Earlier this year we had a direct-to-video sequel that might not have exceeded its predecessor, but it sure was a helluva lot better than all the other DTV horror movies we've seen. I'm talking, of course, about Wrong Turn 2, and if you're wondering why Fox decided to release Hills Have Eyes 2 into theaters, but not WT2, well feel free to join me in your wonderment.
So with the visions of Wrong Turn 2 bouncing through my head, I felt a little better about sitting down with Boogeyman 2, but this DTV sequel would have a harder road to travel than Wrong Turn 2 did, and here's why: The first Wrong Turn is actually a pretty good horror flick, whereas the first Boogeyman is actually a stunningly powerful sleeping aid. But Boogeyman 2 is not Boogeyman, and so off we go:
One of the first things I noticed was that, yep, Boogeyman 2 is a definite improvement on the first one. But really, that's a compliment on par with "She's less fat than a sperm whale," so perhaps I'll get a bit more specific in a second. The second thing I noticed was that not only does Boogeyman 2 have nothing whatsoever to do with the first movie (which happens all the time in sequel-dom), but the flick seems to be a slasher retread that'll be exceedingly familiar to anyone who's seen Halloween 2, Nightmare on Elm Street 3 and / or Andrew Fleming's Bad Dreams.
Basically, an 18-year-old girl (who once saw her parents get slaughtered on Christmas Eve by a mysterious madman) checks herself into a mental ward (just as her big brother checks out, oddly enough) and meets up with a boringly eclectic group of misfits. There's the gothy girl who likes to cut herself, the bleach-blonde with eating disorders, and (of course) the agoraphobic hunk who snaps at everyone. And before you can say "oh, it's a slasher flick," up pops the ol' mystery maniac who begins killing people (all together now) by way of their very worst fears. The set-up is generic (at best), the follow-through (also known as the body count) is not half-bad, and the pay-off is as pulpy as it is obvious to any horror freak with half a brain.
Amidst the flat dialog, the absentee acting performances, and the plot twists that are so overused they're hardly twisty anymore, you'll also spot four or five aggressively nasty gore scenes (I love how the beloved PG-13 gets tossed in the dumpster once the letters DTV are brought up), several dry and lengthy scenes of aimless hall-wandering, a few pointless scenes of bare breastiness, and a very bored-looking Tobin "Jigsaw" Bell as a human red herring who pops up just to confuse the simple story just a little.
But still, for all its missteps and glaring screenplay groaners, I'd call Boogeyman 2 more of a mindless cable-flick time-waster than an overtly terrible horror flick.

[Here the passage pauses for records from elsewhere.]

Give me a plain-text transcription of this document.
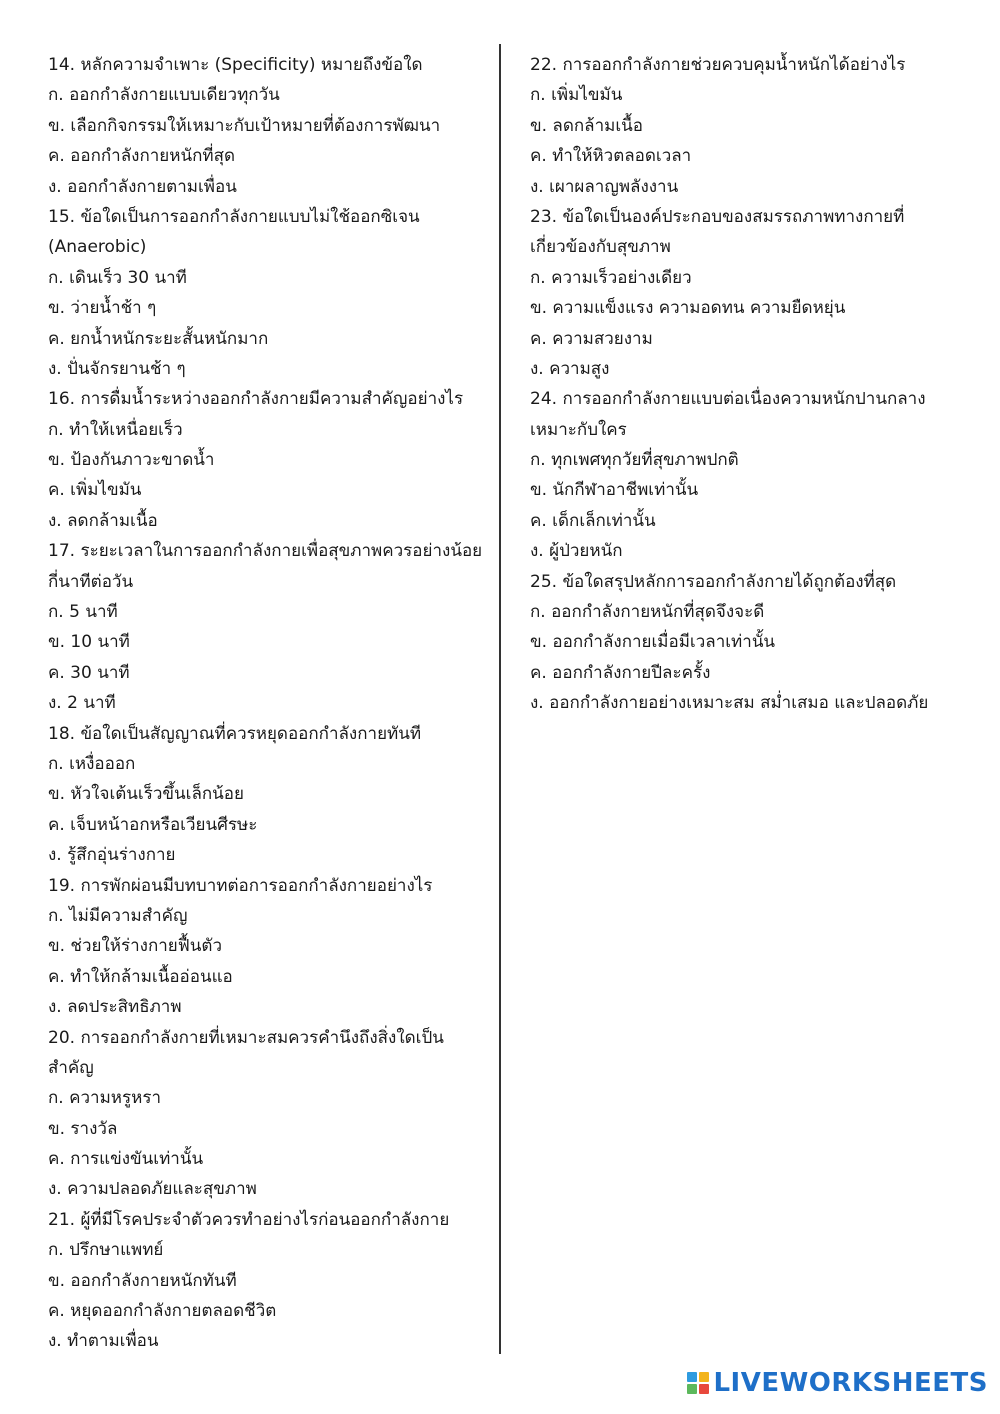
14. หลักความจำเพาะ (Specificity) หมายถึงข้อใด
ก. ออกกำลังกายแบบเดียวทุกวัน
ข. เลือกกิจกรรมให้เหมาะกับเป้าหมายที่ต้องการพัฒนา
ค. ออกกำลังกายหนักที่สุด
ง. ออกกำลังกายตามเพื่อน
15. ข้อใดเป็นการออกกำลังกายแบบไม่ใช้ออกซิเจน
(Anaerobic)
ก. เดินเร็ว 30 นาที
ข. ว่ายน้ำช้า ๆ
ค. ยกน้ำหนักระยะสั้นหนักมาก
ง. ปั่นจักรยานช้า ๆ
16. การดื่มน้ำระหว่างออกกำลังกายมีความสำคัญอย่างไร
ก. ทำให้เหนื่อยเร็ว
ข. ป้องกันภาวะขาดน้ำ
ค. เพิ่มไขมัน
ง. ลดกล้ามเนื้อ
17. ระยะเวลาในการออกกำลังกายเพื่อสุขภาพควรอย่างน้อย
กี่นาทีต่อวัน
ก. 5 นาที
ข. 10 นาที
ค. 30 นาที
ง. 2 นาที
18. ข้อใดเป็นสัญญาณที่ควรหยุดออกกำลังกายทันที
ก. เหงื่อออก
ข. หัวใจเต้นเร็วขึ้นเล็กน้อย
ค. เจ็บหน้าอกหรือเวียนศีรษะ
ง. รู้สึกอุ่นร่างกาย
19. การพักผ่อนมีบทบาทต่อการออกกำลังกายอย่างไร
ก. ไม่มีความสำคัญ
ข. ช่วยให้ร่างกายฟื้นตัว
ค. ทำให้กล้ามเนื้ออ่อนแอ
ง. ลดประสิทธิภาพ
20. การออกกำลังกายที่เหมาะสมควรคำนึงถึงสิ่งใดเป็น
สำคัญ
ก. ความหรูหรา
ข. รางวัล
ค. การแข่งขันเท่านั้น
ง. ความปลอดภัยและสุขภาพ
21. ผู้ที่มีโรคประจำตัวควรทำอย่างไรก่อนออกกำลังกาย
ก. ปรึกษาแพทย์
ข. ออกกำลังกายหนักทันที
ค. หยุดออกกำลังกายตลอดชีวิต
ง. ทำตามเพื่อน
22. การออกกำลังกายช่วยควบคุมน้ำหนักได้อย่างไร
ก. เพิ่มไขมัน
ข. ลดกล้ามเนื้อ
ค. ทำให้หิวตลอดเวลา
ง. เผาผลาญพลังงาน
23. ข้อใดเป็นองค์ประกอบของสมรรถภาพทางกายที่
เกี่ยวข้องกับสุขภาพ
ก. ความเร็วอย่างเดียว
ข. ความแข็งแรง ความอดทน ความยืดหยุ่น
ค. ความสวยงาม
ง. ความสูง
24. การออกกำลังกายแบบต่อเนื่องความหนักปานกลาง
เหมาะกับใคร
ก. ทุกเพศทุกวัยที่สุขภาพปกติ
ข. นักกีฬาอาชีพเท่านั้น
ค. เด็กเล็กเท่านั้น
ง. ผู้ป่วยหนัก
25. ข้อใดสรุปหลักการออกกำลังกายได้ถูกต้องที่สุด
ก. ออกกำลังกายหนักที่สุดจึงจะดี
ข. ออกกำลังกายเมื่อมีเวลาเท่านั้น
ค. ออกกำลังกายปีละครั้ง
ง. ออกกำลังกายอย่างเหมาะสม สม่ำเสมอ และปลอดภัย
LIVEWORKSHEETS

It hearkens back to the slasher-in-a-hospital sub-genre that died out for good reason, and it's more than jam-packed with sloppy components, but at least it's a little bit creepy, surprisingly gory, and slightly more entertaining than the gaping yawn-fest that was the original Boogeyman.
Plus, if you somehow fall in love with the flick, you can pick through two separate audio commentaries (one with director Jeff Betancourt and screenwriter Brian Sieve, the other with producers Gay Bryman & Steve Hein and actors Tobin Bell & Danielle Savre. Also included is a featurette focusing on (what else?) the gore.